Tenant Eviction – What to Do When my South Atlanta Tenant Stops Paying Rent

The topic of eviction is not a fun one, but when you manage rental properties, it’s something you will have experience with. Today, we are telling you how to evict a tenant in Georgia.

The good news is that Georgia law is fairly landlord-friendly. People are always asking how long it takes, and generally it will take 30 days in most counties. Henry County is the first county to offer an electronic eviction process, and there it takes about three weeks from start to finish. In most areas, however, you can expect a 30 day process, maybe six weeks depending on the volume of evictions.

When a tenant is late with rent, issue a 3 Day Letter. In Georgia, this letter says the tenants need to exit the property in three days or pay rent. Obviously, you would prefer that they pay rent. We like to call the tenant and let them know we are sending the letter. Even if they don’t answer, you are letting that tenant know that you’re still willing to accept rent but the eviction process is starting. Always try to communicate with your tenants because at this point, you don’t want to create an enemy.

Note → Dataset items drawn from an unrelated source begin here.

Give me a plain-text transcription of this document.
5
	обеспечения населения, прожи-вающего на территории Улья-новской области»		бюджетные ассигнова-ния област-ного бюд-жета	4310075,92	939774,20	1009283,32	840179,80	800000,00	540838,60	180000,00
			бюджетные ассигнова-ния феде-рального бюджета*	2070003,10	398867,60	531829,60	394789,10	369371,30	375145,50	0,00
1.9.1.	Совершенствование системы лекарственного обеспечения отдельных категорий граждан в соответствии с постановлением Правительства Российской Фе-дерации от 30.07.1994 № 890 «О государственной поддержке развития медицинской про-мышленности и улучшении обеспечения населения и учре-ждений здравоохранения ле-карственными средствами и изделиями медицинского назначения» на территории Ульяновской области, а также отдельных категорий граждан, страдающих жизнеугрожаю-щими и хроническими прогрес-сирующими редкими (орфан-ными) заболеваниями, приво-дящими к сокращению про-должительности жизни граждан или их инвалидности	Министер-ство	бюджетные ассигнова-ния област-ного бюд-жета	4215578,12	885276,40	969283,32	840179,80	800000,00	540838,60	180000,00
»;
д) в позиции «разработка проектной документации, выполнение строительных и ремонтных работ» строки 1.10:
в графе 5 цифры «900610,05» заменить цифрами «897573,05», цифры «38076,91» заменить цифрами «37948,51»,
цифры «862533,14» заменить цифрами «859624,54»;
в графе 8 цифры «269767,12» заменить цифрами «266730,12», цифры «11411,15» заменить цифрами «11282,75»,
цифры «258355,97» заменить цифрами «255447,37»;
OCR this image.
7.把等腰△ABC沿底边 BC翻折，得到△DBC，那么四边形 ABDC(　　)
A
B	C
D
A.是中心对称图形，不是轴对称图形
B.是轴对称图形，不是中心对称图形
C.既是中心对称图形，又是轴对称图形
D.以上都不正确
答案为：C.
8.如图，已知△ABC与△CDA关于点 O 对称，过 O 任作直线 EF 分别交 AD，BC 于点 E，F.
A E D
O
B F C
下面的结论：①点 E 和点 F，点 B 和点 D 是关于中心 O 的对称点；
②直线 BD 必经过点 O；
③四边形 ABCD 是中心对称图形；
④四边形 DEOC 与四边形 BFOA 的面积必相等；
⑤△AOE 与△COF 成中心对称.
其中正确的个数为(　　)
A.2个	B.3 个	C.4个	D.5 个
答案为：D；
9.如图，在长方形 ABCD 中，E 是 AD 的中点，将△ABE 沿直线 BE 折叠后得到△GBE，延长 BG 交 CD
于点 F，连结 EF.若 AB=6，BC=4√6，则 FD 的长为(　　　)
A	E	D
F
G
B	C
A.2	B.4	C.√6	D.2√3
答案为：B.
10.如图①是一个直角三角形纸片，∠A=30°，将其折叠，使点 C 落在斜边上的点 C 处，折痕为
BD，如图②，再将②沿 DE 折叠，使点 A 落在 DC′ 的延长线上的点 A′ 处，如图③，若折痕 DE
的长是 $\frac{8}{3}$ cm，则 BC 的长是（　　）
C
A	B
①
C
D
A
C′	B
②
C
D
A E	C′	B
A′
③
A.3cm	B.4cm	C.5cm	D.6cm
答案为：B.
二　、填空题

If you don’t get a response, file for eviction in the magistrate court. This is done at the county level. You’ll need to pay $100 and fill out a single form. It’s not that intimidating even though no one likes to go to court for anything. Once you file in the magistrate’s office, the local authorities will deliver notice to the tenant. This is the best collection procedure you have as a Bad v Goodlandlord. In Georgia, the sheriff’s office will show up in the police car, knock on the door and physically hand over the notice or tack it on the door.

From that point, the tenant has a week to respond. A court date will be set for about a week later. You’ll need to attend the court proceeding or hire an attorney to represent you there. Once you’re in court, if the tenants haven’t paid, the judge will give them seven days to vacate the property.

We always recommend that you continue to call, write and email your tenants. Don’t let emotions get the better of you. The goal is to get your rent or get the keys back to your property. We always try to keep the lines of communication open. Sometimes, we’re even able to get the tenants out of the property before the court date.